Minimize Expected squared Prediction Error (EPE)

Question

I have difficulty understanding when minimizing expected squared prediction error:

$$\operatorname{EPE}(\beta)=\int (y-x^T \beta)^2 \Pr(dx, dy),$$

how to reach the solution that

$$\operatorname{E}[yx]-\operatorname{E}[xx^{T}\beta]=0.$$

From A Solution Manual and Notes for the Text: The Elements of Statistical Learning (page 2), I noticed the formula (2):

$$\frac{\partial \operatorname{EPE}}{\partial \beta}=\int 2(y-x^T\beta)(-1) x \Pr(dx, dy).$$

I understand chain rule is used here to solve the derivative, but why the last part is $x$ instead of $x^T$? As $x$ is a column vector and the Jacobian of a constant w.r.t. $x$ should be a row vector.
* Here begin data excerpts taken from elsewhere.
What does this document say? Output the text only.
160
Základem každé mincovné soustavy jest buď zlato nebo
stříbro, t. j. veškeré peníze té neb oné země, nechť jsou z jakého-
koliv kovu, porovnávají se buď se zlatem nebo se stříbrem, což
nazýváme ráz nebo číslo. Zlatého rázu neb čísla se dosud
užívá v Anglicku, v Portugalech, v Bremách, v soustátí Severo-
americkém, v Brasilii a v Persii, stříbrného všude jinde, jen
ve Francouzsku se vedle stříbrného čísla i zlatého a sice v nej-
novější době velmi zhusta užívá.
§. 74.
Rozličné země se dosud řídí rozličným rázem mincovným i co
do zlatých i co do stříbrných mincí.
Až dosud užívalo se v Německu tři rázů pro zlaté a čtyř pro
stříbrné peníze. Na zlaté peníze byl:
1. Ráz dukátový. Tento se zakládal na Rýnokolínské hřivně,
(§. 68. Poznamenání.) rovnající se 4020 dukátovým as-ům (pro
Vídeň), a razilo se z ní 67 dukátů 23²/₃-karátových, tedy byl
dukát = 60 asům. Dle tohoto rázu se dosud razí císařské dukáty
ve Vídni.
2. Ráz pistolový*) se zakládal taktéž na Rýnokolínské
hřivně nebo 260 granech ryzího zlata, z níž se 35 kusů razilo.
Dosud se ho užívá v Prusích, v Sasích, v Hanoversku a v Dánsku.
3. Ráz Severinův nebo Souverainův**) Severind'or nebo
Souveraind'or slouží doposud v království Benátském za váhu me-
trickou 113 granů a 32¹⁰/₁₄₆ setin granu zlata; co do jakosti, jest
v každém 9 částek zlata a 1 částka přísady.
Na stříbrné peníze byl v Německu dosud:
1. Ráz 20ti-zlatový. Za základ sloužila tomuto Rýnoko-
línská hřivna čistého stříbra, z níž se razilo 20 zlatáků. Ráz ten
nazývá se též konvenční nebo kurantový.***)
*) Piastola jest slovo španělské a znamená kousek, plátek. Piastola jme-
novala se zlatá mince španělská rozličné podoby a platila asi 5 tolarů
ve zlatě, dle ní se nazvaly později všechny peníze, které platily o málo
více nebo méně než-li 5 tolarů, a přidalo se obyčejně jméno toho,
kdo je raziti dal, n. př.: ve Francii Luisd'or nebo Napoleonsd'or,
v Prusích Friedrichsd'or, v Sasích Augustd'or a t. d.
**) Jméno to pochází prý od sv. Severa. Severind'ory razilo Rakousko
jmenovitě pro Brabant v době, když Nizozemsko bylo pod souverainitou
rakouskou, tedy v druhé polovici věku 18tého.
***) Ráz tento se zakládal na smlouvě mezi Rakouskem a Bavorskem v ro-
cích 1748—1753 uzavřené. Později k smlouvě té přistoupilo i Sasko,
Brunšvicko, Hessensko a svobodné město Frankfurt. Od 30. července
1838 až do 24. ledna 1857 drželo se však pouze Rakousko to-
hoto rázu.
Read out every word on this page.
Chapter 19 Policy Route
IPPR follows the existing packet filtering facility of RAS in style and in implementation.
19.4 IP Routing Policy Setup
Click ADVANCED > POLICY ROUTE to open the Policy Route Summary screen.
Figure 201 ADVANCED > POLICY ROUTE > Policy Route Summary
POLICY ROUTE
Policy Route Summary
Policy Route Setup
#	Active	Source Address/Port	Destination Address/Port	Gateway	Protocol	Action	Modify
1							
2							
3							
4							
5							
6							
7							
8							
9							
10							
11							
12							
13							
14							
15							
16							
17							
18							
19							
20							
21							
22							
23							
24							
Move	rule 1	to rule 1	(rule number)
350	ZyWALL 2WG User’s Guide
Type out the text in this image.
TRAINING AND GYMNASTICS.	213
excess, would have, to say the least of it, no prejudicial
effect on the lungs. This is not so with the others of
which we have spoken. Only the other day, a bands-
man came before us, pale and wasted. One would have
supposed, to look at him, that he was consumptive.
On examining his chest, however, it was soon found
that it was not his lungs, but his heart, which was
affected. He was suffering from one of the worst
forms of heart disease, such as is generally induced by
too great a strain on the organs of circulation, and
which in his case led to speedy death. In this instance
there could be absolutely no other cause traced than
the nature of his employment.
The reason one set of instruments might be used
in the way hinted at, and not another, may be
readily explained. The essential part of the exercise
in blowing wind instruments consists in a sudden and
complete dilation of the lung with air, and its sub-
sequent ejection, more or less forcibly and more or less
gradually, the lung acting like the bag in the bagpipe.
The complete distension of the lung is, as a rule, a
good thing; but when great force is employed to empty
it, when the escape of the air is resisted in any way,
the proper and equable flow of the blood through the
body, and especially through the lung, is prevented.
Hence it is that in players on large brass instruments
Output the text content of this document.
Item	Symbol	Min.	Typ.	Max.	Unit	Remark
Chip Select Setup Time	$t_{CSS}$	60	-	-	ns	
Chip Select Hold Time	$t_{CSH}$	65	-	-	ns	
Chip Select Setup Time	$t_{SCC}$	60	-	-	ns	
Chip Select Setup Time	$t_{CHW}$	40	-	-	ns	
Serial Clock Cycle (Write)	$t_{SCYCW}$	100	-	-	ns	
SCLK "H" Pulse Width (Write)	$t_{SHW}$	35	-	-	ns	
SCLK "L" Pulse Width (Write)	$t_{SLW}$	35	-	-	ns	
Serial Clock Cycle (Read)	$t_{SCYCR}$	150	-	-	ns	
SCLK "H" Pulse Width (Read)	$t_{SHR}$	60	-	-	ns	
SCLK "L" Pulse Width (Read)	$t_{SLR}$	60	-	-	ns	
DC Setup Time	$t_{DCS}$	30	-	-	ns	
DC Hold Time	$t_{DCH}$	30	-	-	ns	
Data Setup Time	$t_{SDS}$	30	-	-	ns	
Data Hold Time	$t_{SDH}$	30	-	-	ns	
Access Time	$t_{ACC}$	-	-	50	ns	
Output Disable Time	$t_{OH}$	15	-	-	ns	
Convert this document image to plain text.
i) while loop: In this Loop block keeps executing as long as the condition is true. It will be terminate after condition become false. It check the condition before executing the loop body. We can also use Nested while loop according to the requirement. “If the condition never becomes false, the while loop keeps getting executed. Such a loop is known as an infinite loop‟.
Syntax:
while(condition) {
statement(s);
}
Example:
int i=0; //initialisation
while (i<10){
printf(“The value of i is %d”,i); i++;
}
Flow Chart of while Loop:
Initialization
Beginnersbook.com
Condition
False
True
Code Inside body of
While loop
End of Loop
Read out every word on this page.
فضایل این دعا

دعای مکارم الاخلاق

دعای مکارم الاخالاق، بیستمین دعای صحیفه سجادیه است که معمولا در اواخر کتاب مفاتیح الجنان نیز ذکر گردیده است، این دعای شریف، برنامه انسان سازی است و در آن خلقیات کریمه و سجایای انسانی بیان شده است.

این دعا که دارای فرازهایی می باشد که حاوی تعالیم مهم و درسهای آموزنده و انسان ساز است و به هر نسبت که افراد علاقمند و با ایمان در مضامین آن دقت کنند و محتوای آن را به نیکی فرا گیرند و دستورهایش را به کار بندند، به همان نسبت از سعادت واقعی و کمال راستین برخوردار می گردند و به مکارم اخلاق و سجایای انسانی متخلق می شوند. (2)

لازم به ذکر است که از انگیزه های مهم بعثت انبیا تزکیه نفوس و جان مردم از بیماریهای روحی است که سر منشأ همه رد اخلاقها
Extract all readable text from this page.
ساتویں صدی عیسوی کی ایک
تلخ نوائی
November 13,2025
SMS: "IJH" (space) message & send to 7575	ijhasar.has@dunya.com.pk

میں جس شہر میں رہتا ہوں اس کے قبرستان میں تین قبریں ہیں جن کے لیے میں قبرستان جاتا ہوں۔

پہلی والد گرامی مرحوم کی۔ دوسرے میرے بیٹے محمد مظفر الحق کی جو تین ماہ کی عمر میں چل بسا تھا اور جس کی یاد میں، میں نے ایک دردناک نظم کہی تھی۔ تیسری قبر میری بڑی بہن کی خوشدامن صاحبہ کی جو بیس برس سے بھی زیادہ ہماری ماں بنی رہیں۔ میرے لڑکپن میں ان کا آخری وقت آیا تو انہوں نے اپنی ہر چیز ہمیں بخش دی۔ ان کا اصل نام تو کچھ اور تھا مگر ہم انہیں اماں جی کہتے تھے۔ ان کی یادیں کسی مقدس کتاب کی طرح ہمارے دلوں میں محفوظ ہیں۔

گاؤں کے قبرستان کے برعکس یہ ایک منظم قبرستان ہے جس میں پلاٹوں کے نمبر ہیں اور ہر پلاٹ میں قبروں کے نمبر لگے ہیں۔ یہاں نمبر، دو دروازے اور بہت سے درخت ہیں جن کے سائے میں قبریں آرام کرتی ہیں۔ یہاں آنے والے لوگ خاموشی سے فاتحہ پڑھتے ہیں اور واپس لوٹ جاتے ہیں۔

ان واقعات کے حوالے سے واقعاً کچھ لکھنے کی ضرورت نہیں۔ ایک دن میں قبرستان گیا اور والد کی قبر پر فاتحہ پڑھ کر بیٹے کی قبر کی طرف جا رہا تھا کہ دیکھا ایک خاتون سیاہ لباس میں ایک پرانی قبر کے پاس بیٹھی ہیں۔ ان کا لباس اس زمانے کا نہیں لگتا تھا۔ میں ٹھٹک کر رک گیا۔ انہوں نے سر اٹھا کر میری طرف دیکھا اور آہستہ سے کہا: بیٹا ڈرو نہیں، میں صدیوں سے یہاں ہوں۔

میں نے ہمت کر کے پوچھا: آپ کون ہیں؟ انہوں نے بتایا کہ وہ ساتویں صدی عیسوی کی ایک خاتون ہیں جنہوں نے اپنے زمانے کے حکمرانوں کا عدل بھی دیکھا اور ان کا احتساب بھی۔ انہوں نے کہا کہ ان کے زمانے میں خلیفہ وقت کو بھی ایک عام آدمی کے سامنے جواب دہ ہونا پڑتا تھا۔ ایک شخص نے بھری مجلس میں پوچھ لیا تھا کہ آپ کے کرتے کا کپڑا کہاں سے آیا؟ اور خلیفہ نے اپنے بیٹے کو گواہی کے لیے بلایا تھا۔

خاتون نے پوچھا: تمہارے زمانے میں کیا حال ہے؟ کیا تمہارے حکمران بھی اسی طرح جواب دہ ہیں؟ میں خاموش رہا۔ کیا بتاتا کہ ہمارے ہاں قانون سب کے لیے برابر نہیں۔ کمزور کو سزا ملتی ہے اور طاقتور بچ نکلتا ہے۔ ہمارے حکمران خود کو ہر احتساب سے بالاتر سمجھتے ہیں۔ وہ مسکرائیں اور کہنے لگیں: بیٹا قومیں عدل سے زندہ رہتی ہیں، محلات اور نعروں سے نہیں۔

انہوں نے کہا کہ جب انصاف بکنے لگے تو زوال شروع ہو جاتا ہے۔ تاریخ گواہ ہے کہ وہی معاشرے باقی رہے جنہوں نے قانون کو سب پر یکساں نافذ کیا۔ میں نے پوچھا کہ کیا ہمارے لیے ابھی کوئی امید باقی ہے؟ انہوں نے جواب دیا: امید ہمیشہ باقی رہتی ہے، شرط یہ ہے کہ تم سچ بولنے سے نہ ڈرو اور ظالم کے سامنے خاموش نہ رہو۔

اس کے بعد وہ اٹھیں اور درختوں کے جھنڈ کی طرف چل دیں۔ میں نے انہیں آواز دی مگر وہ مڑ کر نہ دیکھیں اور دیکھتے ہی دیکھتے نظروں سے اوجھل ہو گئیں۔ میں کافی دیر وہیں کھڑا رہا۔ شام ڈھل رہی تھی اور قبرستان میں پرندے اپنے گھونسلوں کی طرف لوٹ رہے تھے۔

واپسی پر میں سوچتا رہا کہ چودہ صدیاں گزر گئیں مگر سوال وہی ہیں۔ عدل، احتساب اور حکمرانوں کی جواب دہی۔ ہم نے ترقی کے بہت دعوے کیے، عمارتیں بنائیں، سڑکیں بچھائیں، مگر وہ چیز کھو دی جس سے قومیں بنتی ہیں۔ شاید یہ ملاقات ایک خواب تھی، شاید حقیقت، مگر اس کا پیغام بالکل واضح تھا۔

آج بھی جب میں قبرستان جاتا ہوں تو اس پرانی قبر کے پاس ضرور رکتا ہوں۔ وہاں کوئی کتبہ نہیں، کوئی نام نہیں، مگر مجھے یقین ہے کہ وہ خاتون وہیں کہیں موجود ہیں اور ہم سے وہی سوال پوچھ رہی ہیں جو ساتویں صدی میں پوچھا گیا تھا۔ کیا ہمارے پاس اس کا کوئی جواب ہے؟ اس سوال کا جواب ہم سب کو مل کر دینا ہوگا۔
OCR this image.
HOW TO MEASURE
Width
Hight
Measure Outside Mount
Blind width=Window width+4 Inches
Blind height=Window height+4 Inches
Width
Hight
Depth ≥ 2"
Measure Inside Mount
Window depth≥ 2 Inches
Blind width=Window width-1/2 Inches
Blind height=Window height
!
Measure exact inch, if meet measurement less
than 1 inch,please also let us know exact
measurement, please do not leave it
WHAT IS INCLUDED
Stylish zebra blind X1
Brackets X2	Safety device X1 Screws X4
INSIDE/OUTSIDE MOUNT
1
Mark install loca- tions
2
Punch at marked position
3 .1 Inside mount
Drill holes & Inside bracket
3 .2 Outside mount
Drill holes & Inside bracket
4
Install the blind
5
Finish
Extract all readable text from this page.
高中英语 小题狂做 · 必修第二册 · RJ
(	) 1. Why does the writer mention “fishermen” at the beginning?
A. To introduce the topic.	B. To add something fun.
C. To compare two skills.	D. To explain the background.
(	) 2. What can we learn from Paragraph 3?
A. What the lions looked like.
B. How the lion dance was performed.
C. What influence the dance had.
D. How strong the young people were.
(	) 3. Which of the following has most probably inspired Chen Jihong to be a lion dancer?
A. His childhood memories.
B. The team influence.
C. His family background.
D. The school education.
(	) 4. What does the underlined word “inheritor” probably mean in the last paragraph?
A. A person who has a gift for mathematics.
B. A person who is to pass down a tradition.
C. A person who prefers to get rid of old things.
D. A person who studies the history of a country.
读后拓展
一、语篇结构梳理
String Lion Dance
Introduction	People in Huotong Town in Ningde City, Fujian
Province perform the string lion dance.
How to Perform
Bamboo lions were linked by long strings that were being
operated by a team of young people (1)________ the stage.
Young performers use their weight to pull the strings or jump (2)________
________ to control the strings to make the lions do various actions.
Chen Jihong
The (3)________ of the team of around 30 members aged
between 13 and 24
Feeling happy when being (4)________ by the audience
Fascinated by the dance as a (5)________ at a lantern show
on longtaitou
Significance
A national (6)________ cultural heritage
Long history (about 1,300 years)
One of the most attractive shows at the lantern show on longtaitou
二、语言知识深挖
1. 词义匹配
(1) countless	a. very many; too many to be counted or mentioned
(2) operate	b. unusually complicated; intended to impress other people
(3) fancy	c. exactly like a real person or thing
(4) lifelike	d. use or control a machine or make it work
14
$$\frac{\partial x^T\beta}{\partial \beta}=x^T.$$

What is missing in my analysis?

According to the Jacobian matrix, shouldn't the $\frac{\partial x^T\beta}{\partial \beta}$ be a row vector instead of a column vector?

$$\frac{\partial EPE}{\partial \mathbf{\beta}}= \left (\frac{\partial EPE}{\partial \beta_{1}}, \frac{\partial EPE}{\partial \beta_{2}}, \dots, \frac{\partial EPE}{\partial \beta_{N}} \right )$$

Answer 1

I think a transpose is missing in the original solution, but it does not affect the final results.

The aim of this task is to minimize the expected prediction error given by: $$\mathrm{EPE}(\beta)=\int (y-x^{T}\beta)\mathrm{Pr}(dx, dy),$$ where $x$ stands for a vector of random variables, $y$ denotes the target random variable, and $\beta$ denotes the parameters (Note the definitions are different from the notations before). Differentiating $\mathrm{EPE}(\beta)$ w.r.t. $\beta$ gives:

$$\frac{\partial \mathrm{EPE}(\beta)}{\partial \beta}=\int 2(y-x^{T}\beta)(-1)x^{T}\mathrm{Pr}(dx, dy).$$

Because $2(y-x^{T}\beta)(-1)$ is $1\times1$, we can rewrite it with its transpose:

$$\frac{\partial \mathrm{EPE}(\beta)}{\partial \beta}=\int 2(y-x^{T}\beta)^{T}(-1)x^{T}\mathrm{Pr}(dx, dy).$$

Solving $\frac{\partial \mathrm{EPE}(\beta)}{\partial \beta}=0$ gives:

$$\\E\left [y^{T}x^{T}-\beta^{T}xx^{T} \right ]=0 \\ E\left [\beta^{T}xx^{T} \right ]=E\left [y^{T}x^{T} \right ] \\ E\left [xx^{T}\beta \right ]=E\left [xy \right ] \\\beta=E\left [xx^{T} \right ]^{-1}E\left [ xy \right ].$$

A more detailed explanation can be found here.

Answer 2

Suppose $x^T=\left(\begin{array}{} x_1 & x_2\end{array}\right) $ and $\beta=\left(\begin{array}{} \beta_1 \\ \beta_2 \end{array}\right)$

Then $x^T\cdot \beta=\begin{array}{} x_1\beta_1 + x_2\beta_2 \end{array}$

The derivative w.r.t $\beta$ is

$\frac{\partial x^T\cdot \beta }{\partial \beta}=\left( \begin{array}{} \frac{\partial x^T\cdot \beta}{\partial \beta_1} \\ \frac{\partial x^T\cdot \beta}{\partial \beta_2} \end{array} \right)=\binom{x_1 }{ x_2}=x$